L'aquarelle ne va jamais dans les musées, elle a trop peur de se faire écraser. Elle rêve d'un petit musée à ciel ouvert, avec une moquette d'herbe et des gardiens ailés (faites la liaison.)
Elle voyage légère et revient avec des souvenirs plus vrais que nature.
L'aquarelle a pour le monde la tendresse d'une mère.
Pour la folie des hommes, beaucoup d'indifférence.


Lucien Jacques


Et à ce propos, sais-tu ça que la vipère est bonne mère? Tranquille, peureuse et rien à voir avec le poing des Folcoche ou l'hideuse mixture des sorcières. D’ailleurs les sorcières étaient de braves filles. Mais que t’importe, on disgresse. La vipère, donc, est une bonne mère. Or tu la coupes en deux, avec ta pelle bien française, ta pelle au manche bien huilé – on ne sait jamais qui va venir par la frontière (bien française la frontière.) La vipère comprends-tu, c'est ta mère en alerte, elle protège ses petits, elle brille pour que tu la suives et toi, avec ton style de marchand de vinaigre, à chaque fois tu te fais bien baiser. La vipère baise les marchands de vinaigre.

*

Des jardins clos, un peu partout dans le monde, et des gens qui aiment les fleurs, les branches qui s'inclinent... Je viens de peindre un vieux mur moche avec un lait de chaux rose marocain. J'aimerais fêter ça. Quelqu'un pourrait m'envoyer une bonne recette de couscous aux légumes?

dimanche 27 juillet 2025

En vrac (18) lectures, zef et dragons de jardin


D'accord, qu’ils y aillent sur Mars. Qu’ils partent donc pour le grand vide, vivre sous leurs dômes de fausse félicité. Nous, nous resterons sur la Terre, fouillant les décombres à la recherche d’un ou deux morceaux de joie, de cette fleur inespérée annonçant une erre nouvelle.

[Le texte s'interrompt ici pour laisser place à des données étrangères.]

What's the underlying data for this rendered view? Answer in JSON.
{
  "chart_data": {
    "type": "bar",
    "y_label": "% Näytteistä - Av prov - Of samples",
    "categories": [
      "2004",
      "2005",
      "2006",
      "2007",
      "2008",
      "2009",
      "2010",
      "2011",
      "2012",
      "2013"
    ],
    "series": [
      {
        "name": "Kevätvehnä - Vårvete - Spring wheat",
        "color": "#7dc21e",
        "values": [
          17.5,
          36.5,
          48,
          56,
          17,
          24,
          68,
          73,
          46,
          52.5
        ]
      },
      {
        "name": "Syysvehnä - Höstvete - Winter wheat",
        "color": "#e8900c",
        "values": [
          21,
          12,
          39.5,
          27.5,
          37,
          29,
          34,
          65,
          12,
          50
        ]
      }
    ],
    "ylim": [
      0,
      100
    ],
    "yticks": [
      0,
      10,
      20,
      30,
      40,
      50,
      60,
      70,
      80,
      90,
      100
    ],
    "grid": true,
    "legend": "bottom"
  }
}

Une pensée pour les mouettes manœuvrant dans l’air iodé. Pour leur science du vent, elles qui ne planent jamais plus haut que leur envergure, jamais plus loin que l’horizon marin. Sagesse d'un monde où tout est, déjà, hautement interconnecté.

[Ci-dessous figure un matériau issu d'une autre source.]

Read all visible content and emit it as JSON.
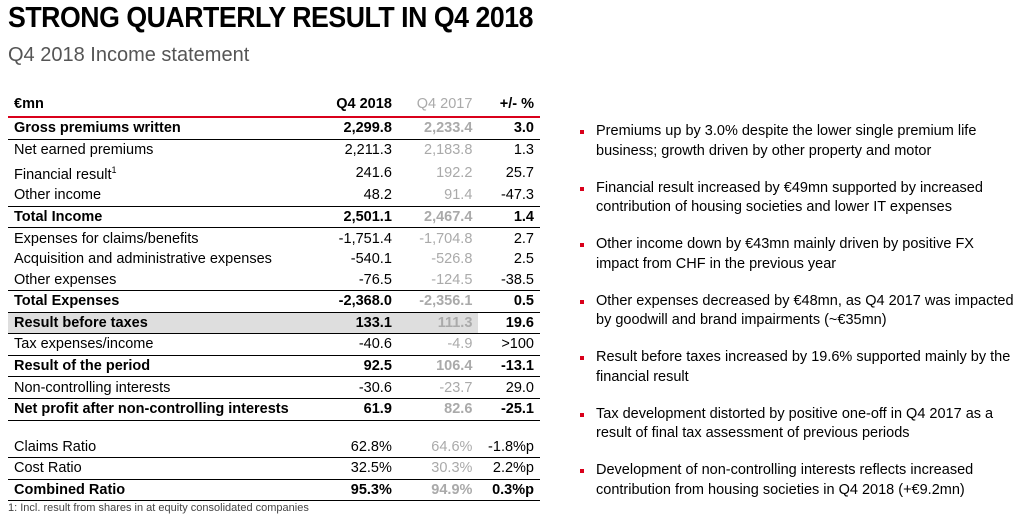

Un des gros lézards verts du jardin – celui qui a perdu la moitié de sa queue dans une rencontre avec le chat! – me regarde sans bouger. Nous semblons lui et moi apprécier ce moment de silence immobile.
Les animaux me réconfortent. Ils ne vendent rien, n'inventent rien, n'attendent rien de nous. Il nous faudrait sans doute redéfinir le mot bestialité.



*

Est-ce l'âge, ou une certaine forme de soumission au réel? Je lis de moins en moins de cette littérature de fiction que l'on nomme "romans". Que lis-je alors, puisqu'il faut lire pour ne pas finir gâteux? En dehors de Yakari et de Philémon (dans les toilettes au fond du jardin) ma préférence va à la poésie (choisie selon mes goûts) et à des essais (transformés ou non) qui marquent mon ascension dans le monde résolument sérieux de l'intellect.
Bien sûr, je grossis le trait. Il m'arrive de prendre plaisir à lire une histoire. Si elle a quelque chose à me dire. Si elle ouvre sur autre chose qu'une propriété de 70 hectares. Si elle dépose en moi un limon qui rendra mon cœur fertile. Et si elle n'est pas classée au box-office des dix livres à lire ABSOLUMENT pendant votre été.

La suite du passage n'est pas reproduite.